Surrogate Modeling for Scalable Evaluation of Distributed Computing Systems for HEP Applications
Larissa Schmid, Maximilian Horzela, Valerii Zhyla, Manuel Giffels, Günter Quast, Anne Koziolek
TL;DR
This work addresses scalable evaluation of WLCG-style distributed systems by training ML surrogate models on DCSim outputs to predict per-job observables from platform, datasets, and workload configurations. It compares BiGRU, BiLSTM, and Transformer encoders using sequence-to-sequence prediction with MSE loss, achieving orders-of-magnitude faster predictions while preserving key dynamics, especially for compute_time in heterogeneous workloads. Limitations arise from insufficient platform context in inputs, as transfer-time predictions struggle and some distribution features are not fully captured; future work includes adding platform descriptors and real-world data to improve generalization.
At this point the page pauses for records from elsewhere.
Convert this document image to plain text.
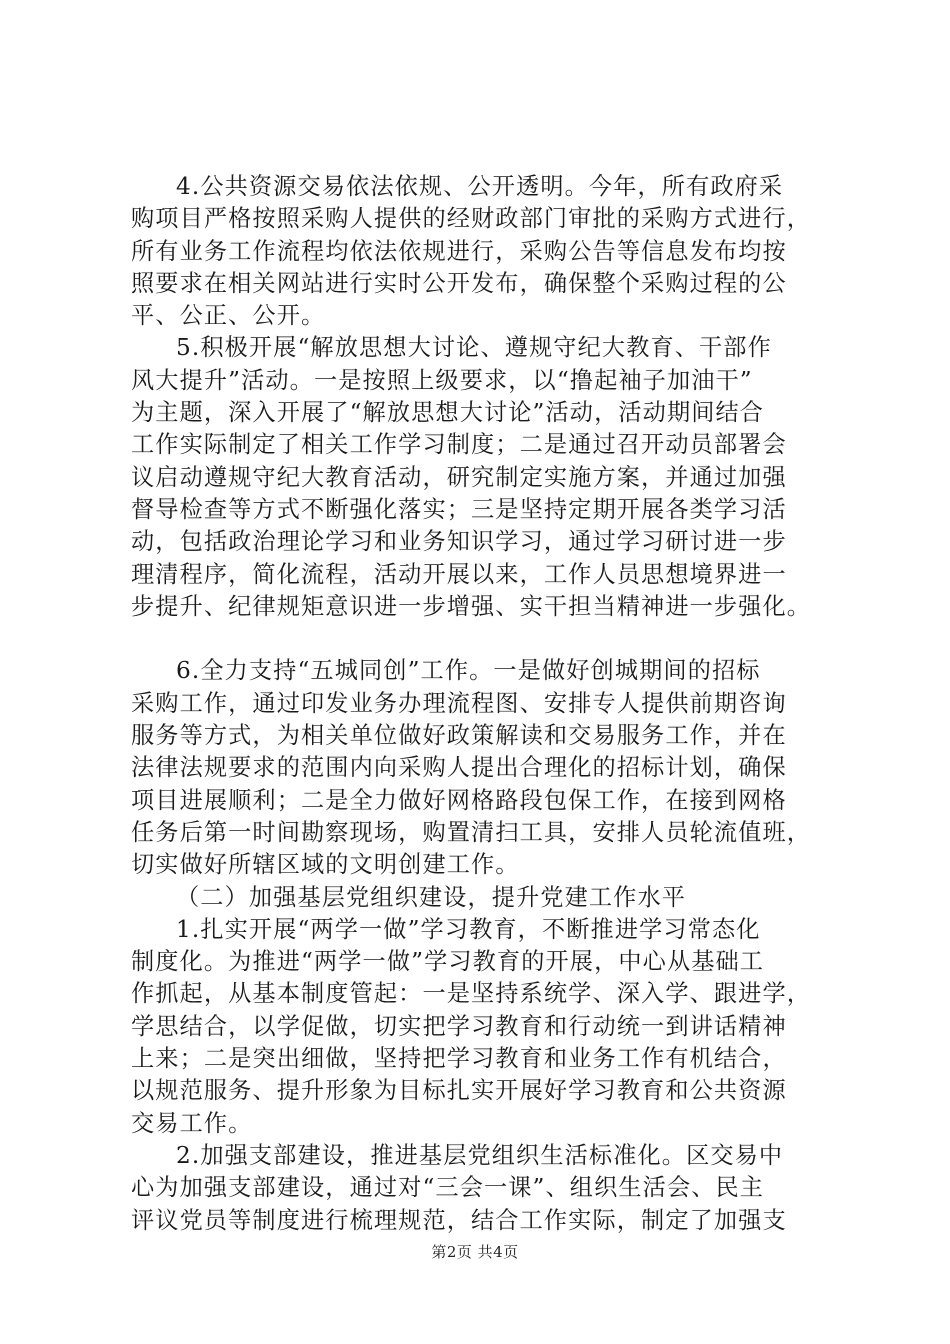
4.公共资源交易依法依规、公开透明。今年，所有政府采
购项目严格按照采购人提供的经财政部门审批的采购方式进行，
所有业务工作流程均依法依规进行，采购公告等信息发布均按
照要求在相关网站进行实时公开发布，确保整个采购过程的公
平、公正、公开。
5.积极开展“解放思想大讨论、遵规守纪大教育、干部作
风大提升”活动。一是按照上级要求，以“撸起袖子加油干”
为主题，深入开展了“解放思想大讨论”活动，活动期间结合
工作实际制定了相关工作学习制度；二是通过召开动员部署会
议启动遵规守纪大教育活动，研究制定实施方案，并通过加强
督导检查等方式不断强化落实；三是坚持定期开展各类学习活
动，包括政治理论学习和业务知识学习，通过学习研讨进一步
理清程序，简化流程，活动开展以来，工作人员思想境界进一
步提升、纪律规矩意识进一步增强、实干担当精神进一步强化。
6.全力支持“五城同创”工作。一是做好创城期间的招标
采购工作，通过印发业务办理流程图、安排专人提供前期咨询
服务等方式，为相关单位做好政策解读和交易服务工作，并在
法律法规要求的范围内向采购人提出合理化的招标计划，确保
项目进展顺利；二是全力做好网格路段包保工作，在接到网格
任务后第一时间勘察现场，购置清扫工具，安排人员轮流值班，
切实做好所辖区域的文明创建工作。
（二）加强基层党组织建设，提升党建工作水平
1.扎实开展“两学一做”学习教育，不断推进学习常态化
制度化。为推进“两学一做”学习教育的开展，中心从基础工
作抓起，从基本制度管起：一是坚持系统学、深入学、跟进学，
学思结合，以学促做，切实把学习教育和行动统一到讲话精神
上来；二是突出细做，坚持把学习教育和业务工作有机结合，
以规范服务、提升形象为目标扎实开展好学习教育和公共资源
交易工作。
2.加强支部建设，推进基层党组织生活标准化。区交易中
心为加强支部建设，通过对“三会一课”、组织生活会、民主
评议党员等制度进行梳理规范，结合工作实际，制定了加强支
第2页 共4页
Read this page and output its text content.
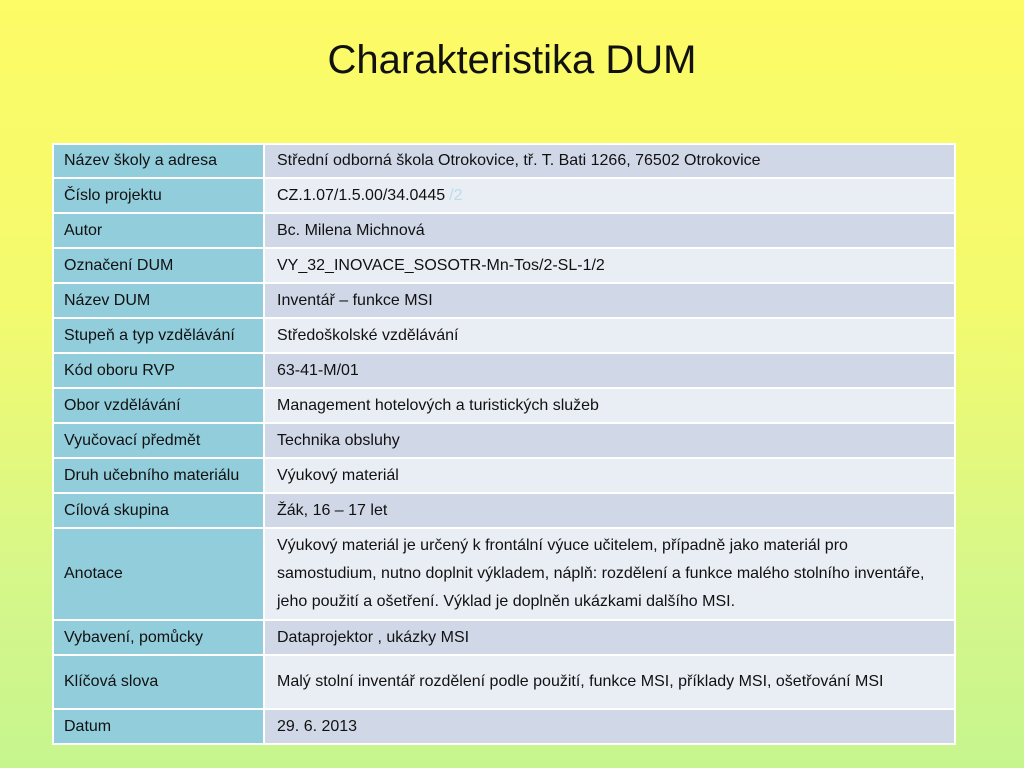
Charakteristika DUM
Název školy a adresa	Střední odborná škola Otrokovice, tř. T. Bati 1266, 76502 Otrokovice
Číslo projektu	CZ.1.07/1.5.00/34.0445 /2
Autor	Bc. Milena Michnová
Označení DUM	VY_32_INOVACE_SOSOTR-Mn-Tos/2-SL-1/2
Název DUM	Inventář – funkce MSI
Stupeň a typ vzdělávání	Středoškolské vzdělávání
Kód oboru RVP	63-41-M/01
Obor vzdělávání	Management hotelových a turistických služeb
Vyučovací předmět	Technika obsluhy
Druh učebního materiálu	Výukový materiál
Cílová skupina	Žák, 16 – 17 let
Anotace	Výukový materiál je určený k frontální výuce učitelem, případně jako materiál pro samostudium, nutno doplnit výkladem, náplň: rozdělení a funkce malého stolního inventáře, jeho použití a ošetření. Výklad je doplněn ukázkami dalšího MSI.
Vybavení, pomůcky	Dataprojektor , ukázky MSI
Klíčová slova	Malý stolní inventář rozdělení podle použití, funkce MSI, příklady MSI, ošetřování MSI
Datum	29. 6. 2013
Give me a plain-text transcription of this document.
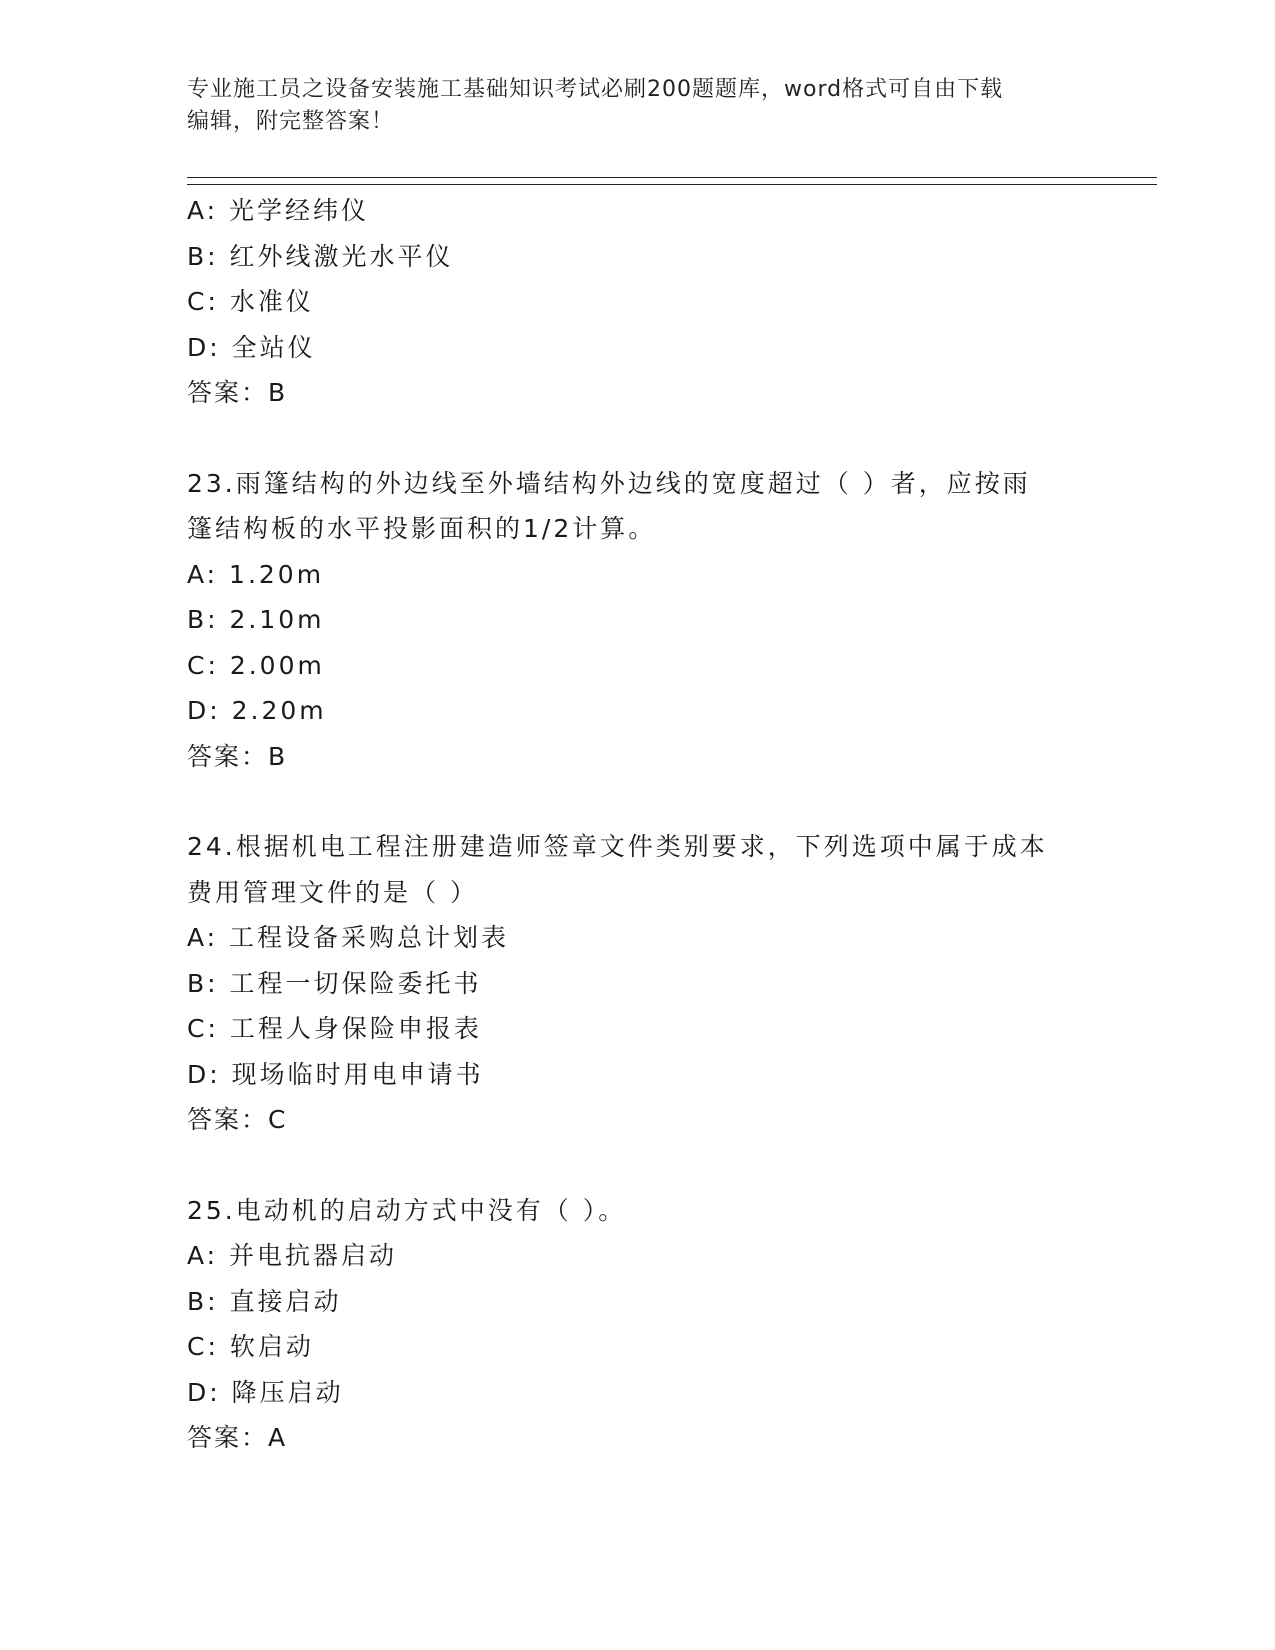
专业施工员之设备安装施工基础知识考试必刷200题题库，word格式可自由下载
编辑，附完整答案！
A: 光学经纬仪
B: 红外线激光水平仪
C: 水准仪
D: 全站仪
答案：B
23.雨篷结构的外边线至外墙结构外边线的宽度超过（ ）者，应按雨
篷结构板的水平投影面积的1/2计算。
A: 1.20m
B: 2.10m
C: 2.00m
D: 2.20m
答案：B
24.根据机电工程注册建造师签章文件类别要求，下列选项中属于成本
费用管理文件的是（ ）
A: 工程设备采购总计划表
B: 工程一切保险委托书
C: 工程人身保险申报表
D: 现场临时用电申请书
答案：C
25.电动机的启动方式中没有（ ）。
A: 并电抗器启动
B: 直接启动
C: 软启动
D: 降压启动
答案：A
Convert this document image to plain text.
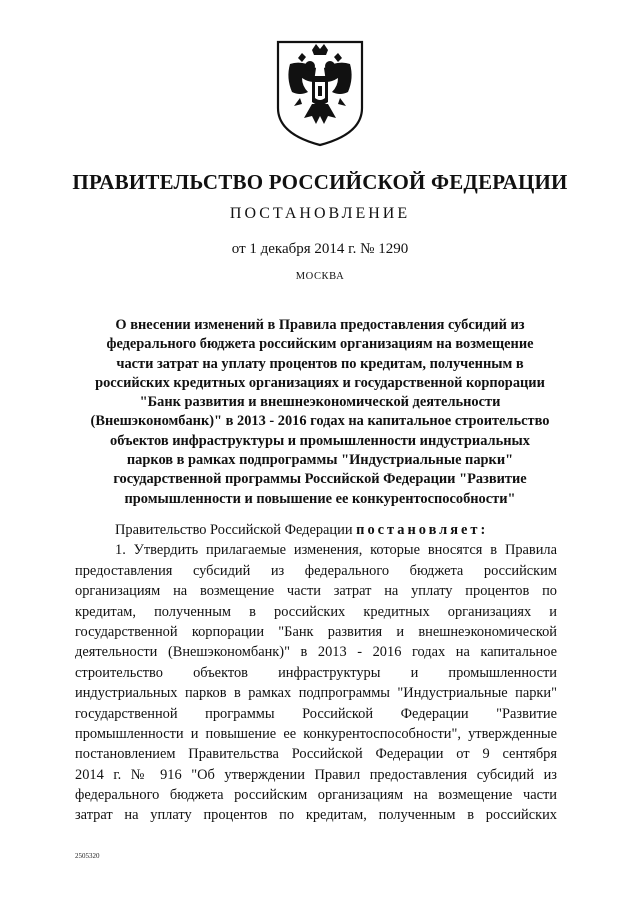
ПРАВИТЕЛЬСТВО РОССИЙСКОЙ ФЕДЕРАЦИИ
ПОСТАНОВЛЕНИЕ
от 1 декабря 2014 г. № 1290
МОСКВА
О внесении изменений в Правила предоставления субсидий из
федерального бюджета российским организациям на возмещение
части затрат на уплату процентов по кредитам, полученным в
российских кредитных организациях и государственной корпорации
"Банк развития и внешнеэкономической деятельности
(Внешэкономбанк)" в 2013 - 2016 годах на капитальное строительство
объектов инфраструктуры и промышленности индустриальных
парков в рамках подпрограммы "Индустриальные парки"
государственной программы Российской Федерации "Развитие
промышленности и повышение ее конкурентоспособности"
Правительство Российской Федерации постановляет:
1. Утвердить прилагаемые изменения, которые вносятся в Правила
предоставления субсидий из федерального бюджета российским
организациям на возмещение части затрат на уплату процентов по
кредитам, полученным в российских кредитных организациях и
государственной корпорации "Банк развития и внешнеэкономической
деятельности (Внешэкономбанк)" в 2013 - 2016 годах на капитальное
строительство объектов инфраструктуры и промышленности
индустриальных парков в рамках подпрограммы "Индустриальные парки"
государственной программы Российской Федерации "Развитие
промышленности и повышение ее конкурентоспособности", утвержденные
постановлением Правительства Российской Федерации от 9 сентября
2014 г. № 916 "Об утверждении Правил предоставления субсидий из
федерального бюджета российским организациям на возмещение части
затрат на уплату процентов по кредитам, полученным в российских
2505320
Overall, the approach enables rapid exploration of infrastructure designs at scales infeasible with direct simulation, with potential impact on planning and optimization in the WLCG ecosystem.
Abstract
The Worldwide LHC Computing Grid (WLCG) provides the robust computing infrastructure essential for the LHC experiments by integrating global computing resources into a cohesive entity. Simulations of different compute models present a feasible approach for evaluating future adaptations that are able to cope with future increased demands. However, running these simulations incurs a trade-off between accuracy and scalability. For example, while the simulator DCSim can provide accurate results, it falls short on scaling with the size of the simulated platform. Using Generative Machine Learning as a surrogate presents a candidate for overcoming this challenge. In this work, we evaluate the usage of three different Machine Learning models for the simulation of distributed computing systems and assess their ability to generalize to unseen situations. We show that those models can predict central observables derived from execution traces of compute jobs with approximate accuracy but with orders of magnitude faster execution times. Furthermore, we identify potentials for improving the predictions towards better accuracy and generalizability.